Thursday, November 12, 2009

Out of Time


Hello Everyone!
I'm back in Wisconsin and preparing enthusiastically for the yoga retreat coming up in a couple of weeks. If you don't know about it, check my website www.smilingyogi.com for information. In pulling my notes together for the retreat, I ran across a journal entry from just before I left for Montana. I thought I'd share it with you here.

From my journal: August 12, 2009
I sit here in my yoga space, settling in for my morning practices. It is August and the windows are wide and open and already the day is abuzz with traffic - ground and air, bikes, pedestrians, birds, dogs, all the sounds of a new day. Within those sounds all around them and supporting them is a spaciousness, an expansive, open aliveness. Shifting my awareness to THAT instantly awakens my senses to take in even more, subtler sounds.

The morning air is fresh and alive with the perfume of lilies and sunflowers, galardia and hosta blossoms. The lavender is lush and vibrant outside my window and the hummers frequent my little garden - best buffet in the neighborhood. I've always tried to have fresh flowers in my yoga space - especially in my studios. Flowers are a little piece of heaven. Nature's finest art work. They have a way of catching one's attention and then doing their work on the entire nervous system, soothing and relaxing it with pleasing color and texture, curling, dancing, swaying shapes and a perfume to transport the soul out of exile directly tothe here and now instantaneously.

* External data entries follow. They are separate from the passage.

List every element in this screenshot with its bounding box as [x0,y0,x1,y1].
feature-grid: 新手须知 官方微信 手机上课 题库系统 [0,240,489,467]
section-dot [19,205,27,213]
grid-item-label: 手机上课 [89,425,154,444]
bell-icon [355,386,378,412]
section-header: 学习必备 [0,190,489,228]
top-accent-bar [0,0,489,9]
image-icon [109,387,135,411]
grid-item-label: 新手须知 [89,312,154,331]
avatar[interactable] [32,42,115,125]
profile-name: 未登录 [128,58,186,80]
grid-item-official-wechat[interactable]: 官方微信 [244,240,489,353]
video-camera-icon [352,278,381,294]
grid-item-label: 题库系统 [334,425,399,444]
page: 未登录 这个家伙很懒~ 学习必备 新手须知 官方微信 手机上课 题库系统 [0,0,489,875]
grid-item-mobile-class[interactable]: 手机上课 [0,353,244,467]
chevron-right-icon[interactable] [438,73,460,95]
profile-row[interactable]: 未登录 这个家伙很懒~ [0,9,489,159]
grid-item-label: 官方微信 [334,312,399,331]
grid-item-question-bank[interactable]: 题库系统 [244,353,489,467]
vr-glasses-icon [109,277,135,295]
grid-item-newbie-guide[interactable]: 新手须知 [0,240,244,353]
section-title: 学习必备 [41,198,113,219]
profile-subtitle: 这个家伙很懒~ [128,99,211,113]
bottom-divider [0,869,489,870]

A typical class at my studio ran 1 1/2 hours so I wanted to do everything I could to set up a space that would bring people quickly to a more present state. I hoped they could walk in the door, or even approach the building, or even remember the space and instantaneously move to a less guarded, more relaxed, open and aware state of Being. An hour and a half is not much time to undo a day's or a week's or a lifetime's accumulation of thinking and stressing about life's circumstances. I often longed to have more time to do more in-depth sessions. Now my studio is gone and my typical class length is a weekend long. Funny thing. I still long for a bigger chunk of time. My classes typically have about 20 participants. There are questions and requests enough to fill a full week - easily.

When I took my first yoga teacher training - the month-long program at Kripalu, time was my biggest challenge. I had a hard time finding out how to be in the spacious, timeless presence I needed to be in to teach, and still keep an eye on the clock so the classes would have a predictable beginning and ending. In the twenty years prior to that training, my practices and studies seemed to remove the element of time - I felt outside of time or somehow beyond it. For many years, my practice fit comfortably into a three hour block I carved for it from 5 - 8 am.